To test the hypothesis, the authors combine proof data from recent eras with information mapping validator IDs to publicly known clusters. This article provides empirical evidence against excessively correlated failures within clusters by analyzing the occurrence of co-failures (when two validators within the same cluster fail during the same slot). This data supports the notion that validators from the same cluster are more likely to miss attestations simultaneously than validators from different clusters.

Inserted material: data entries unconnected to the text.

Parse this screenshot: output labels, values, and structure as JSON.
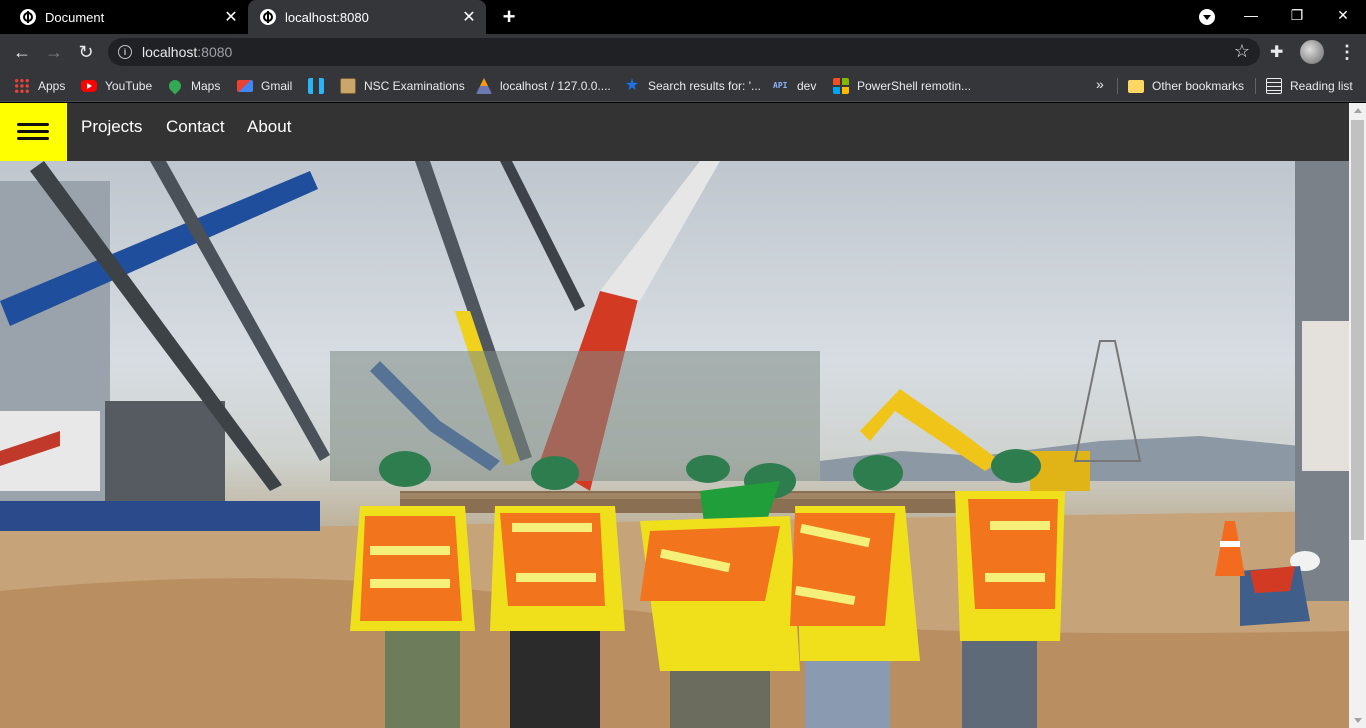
{
  "browser": {
    "tabs": [
      {
        "title": "Document",
        "active": false
      },
      {
        "title": "localhost:8080",
        "active": true
      }
    ],
    "address": {
      "host": "localhost",
      "port": ":8080"
    },
    "bookmarks": [
      {
        "label": "Apps",
        "icon": "apps-grid-icon"
      },
      {
        "label": "YouTube",
        "icon": "youtube-icon"
      },
      {
        "label": "Maps",
        "icon": "maps-pin-icon"
      },
      {
        "label": "Gmail",
        "icon": "gmail-icon"
      },
      {
        "label": "",
        "icon": "hi-logo-icon"
      },
      {
        "label": "NSC Examinations",
        "icon": "nsc-crest-icon"
      },
      {
        "label": "localhost / 127.0.0....",
        "icon": "phpmyadmin-icon"
      },
      {
        "label": "Search results for: '...",
        "icon": "star-icon"
      },
      {
        "label": "dev",
        "icon": "api-icon"
      },
      {
        "label": "PowerShell remotin...",
        "icon": "microsoft-icon"
      }
    ],
    "other_bookmarks": "Other bookmarks",
    "reading_list": "Reading list"
  },
  "site": {
    "nav": {
      "links": [
        "Projects",
        "Contact",
        "About"
      ],
      "menu_color": "#ffff00"
    },
    "hero": {
      "alt": "Construction workers carrying a beam at a building site with cranes"
    }
  }
}
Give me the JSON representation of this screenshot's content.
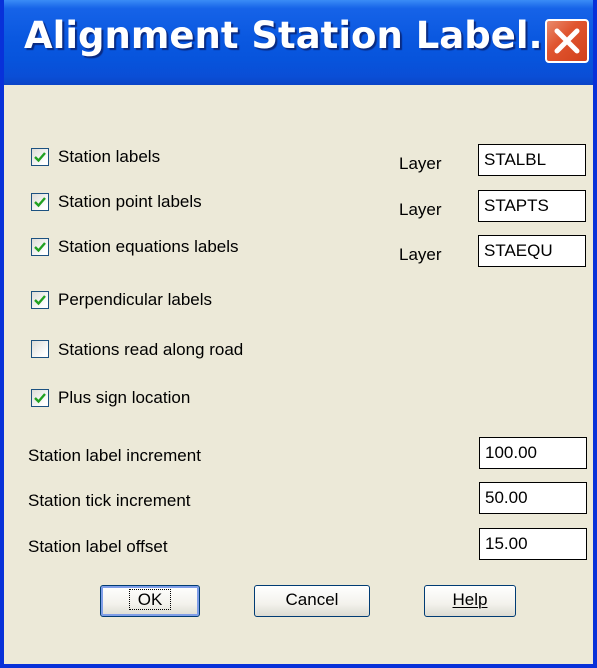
{
  "window": {
    "title": "Alignment Station Label...",
    "close_icon": "close-icon"
  },
  "options": [
    {
      "label": "Station labels",
      "checked": true,
      "layer_label": "Layer",
      "layer_value": "STALBL"
    },
    {
      "label": "Station point labels",
      "checked": true,
      "layer_label": "Layer",
      "layer_value": "STAPTS"
    },
    {
      "label": "Station equations labels",
      "checked": true,
      "layer_label": "Layer",
      "layer_value": "STAEQU"
    },
    {
      "label": "Perpendicular labels",
      "checked": true
    },
    {
      "label": "Stations read along road",
      "checked": false
    },
    {
      "label": "Plus sign location",
      "checked": true
    }
  ],
  "settings": [
    {
      "label": "Station label increment",
      "value": "100.00"
    },
    {
      "label": "Station tick increment",
      "value": "50.00"
    },
    {
      "label": "Station label offset",
      "value": "15.00"
    }
  ],
  "buttons": {
    "ok": "OK",
    "cancel": "Cancel",
    "help": "Help"
  },
  "colors": {
    "titlebar": "#0754dc",
    "dialog_bg": "#ece9d8",
    "close_button": "#e0552f",
    "checkmark": "#21a121"
  }
}
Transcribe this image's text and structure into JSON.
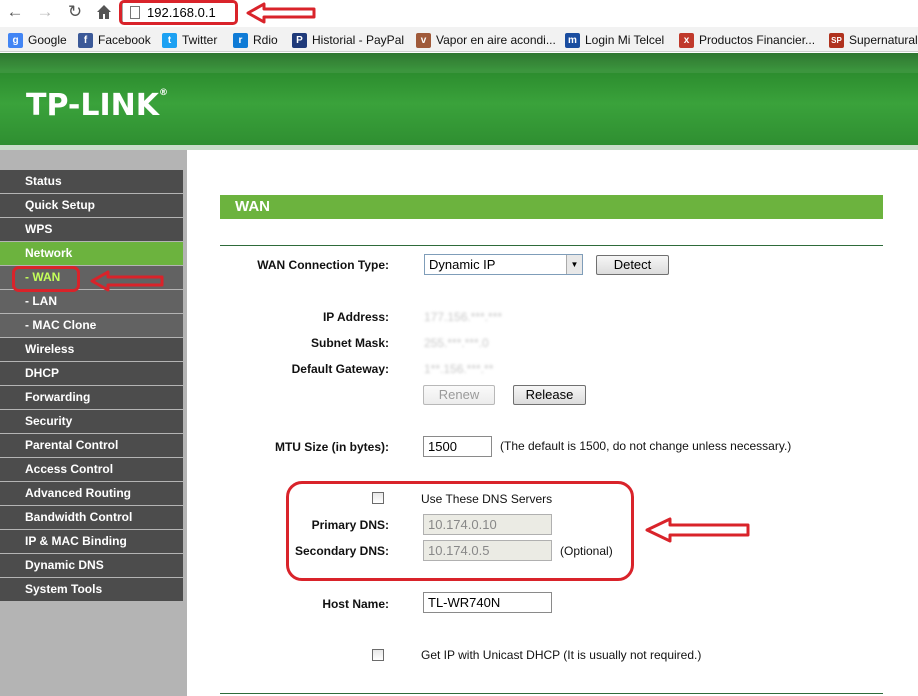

Based on this analysis, this article proposes a penalty mechanism that bases the number of currently missing slots on the average of the last 32 slots. This mechanism ensures that the penalty for missing proofs is proportional to the number of validators that fail in a particular slot compared to recent slots. This article highlights the resilience of this mechanism because it cannot be easily manipulated and does not provide incentives for actors to intentionally fail.
The research presented in this article contributes to the ongoing discourse on distributed staking and provides insight into the potential benefits of anti-correlated incentives. By encouraging decentralization and mitigating correlated failures, staking protocols can become more robust and more resistant to attacks.
It is important to note that the study presented in the article is preliminary and the authors encourage independent replication attempts to support the results. The code used in the analysis is available on GitHub.
In conclusion, supporting decentralized staking through anti-correlated incentives offers a promising way to improve protocol decentralization. Staking protocols can create a stronger and more resilient ecosystem by penalizing the correlation between misbehaving actors. Further research and experiments in this area will contribute to the development of decentralized blockchain networks such as Ethereum.